Parent Co. Non-Compete Applicable to Wholey Owned Sub? | My Employment Lawyer

Parent Co. Non-Compete Applicable to Wholey Owned Sub?

My former employer, Company A, is a wholly owned subsidiary of Company B.

My former employer is a software company that sells it's applications to the financial industry. I worked in business development.

My former employer requested that I sign a non-compete. This non-compete was written from the perspective of it’s parent, Company B, with no mention of my former employer, Company A. The non-compete also defined the Company B as a telecommunications and internet service provider. All references of the contract point to Company B and it’s definition as such.

I have since moved to a new employer and am now working for what clearly is a competitor of Company A. However, they are not a telecommunications and internet service provider. They are a software company that sells it’s applications to the financial community.
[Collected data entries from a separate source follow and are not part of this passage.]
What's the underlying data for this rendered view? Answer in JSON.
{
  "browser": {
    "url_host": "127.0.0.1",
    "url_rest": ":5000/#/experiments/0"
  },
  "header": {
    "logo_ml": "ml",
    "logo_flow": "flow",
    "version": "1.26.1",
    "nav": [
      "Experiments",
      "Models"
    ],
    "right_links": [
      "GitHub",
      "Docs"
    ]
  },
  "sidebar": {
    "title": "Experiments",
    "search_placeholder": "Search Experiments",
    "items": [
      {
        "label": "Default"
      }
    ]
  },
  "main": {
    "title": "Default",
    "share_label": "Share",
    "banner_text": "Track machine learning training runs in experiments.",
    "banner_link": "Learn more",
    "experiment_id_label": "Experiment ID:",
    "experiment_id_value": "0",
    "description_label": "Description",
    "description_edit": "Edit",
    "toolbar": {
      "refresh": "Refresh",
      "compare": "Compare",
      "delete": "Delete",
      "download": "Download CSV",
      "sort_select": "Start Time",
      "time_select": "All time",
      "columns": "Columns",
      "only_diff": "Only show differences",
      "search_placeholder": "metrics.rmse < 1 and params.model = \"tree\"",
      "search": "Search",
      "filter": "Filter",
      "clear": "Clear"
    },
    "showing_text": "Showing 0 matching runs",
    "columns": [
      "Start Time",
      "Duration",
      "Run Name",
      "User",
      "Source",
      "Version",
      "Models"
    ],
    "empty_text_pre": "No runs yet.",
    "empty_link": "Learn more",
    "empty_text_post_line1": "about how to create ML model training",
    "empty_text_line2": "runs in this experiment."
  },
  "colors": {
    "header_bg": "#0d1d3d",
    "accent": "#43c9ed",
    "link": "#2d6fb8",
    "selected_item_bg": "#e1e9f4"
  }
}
I am expecting that once my former employer finds out where I am working they sue. At which point I will need an experienced lawyer to defend.

Based on my description of the contract and situation, does it seem logical that the contract is not applicable?

In such a scenario, do you think the courts would throw it out before costing me a fortune to fight?

I expect that a lawsuit is inevitable. Peace of mind and a good lawyer in waiting until then is what I am looking for at this point.

Thank you in advance for your assistance.

1 answer  |  asked Apr 16, 2003 2:25 PM [EST]  |  applies to New York

Answers (1)

David M. Lira
Form vs. Substance

You will sometimes run across a court decision which says the court will not put form over substance. That type of thought applies here. In other words, I doubt that a court will throw out an employment agreement merely because it is in the name of the parent company rather than the subsidiary.

But that does not mean you are out of luck. The law still remains that in New York, court dislike non-compete provisions in employment. In other words, whether in the name of Company A or Company B, the likelihood is that the non-compete is not enforceable.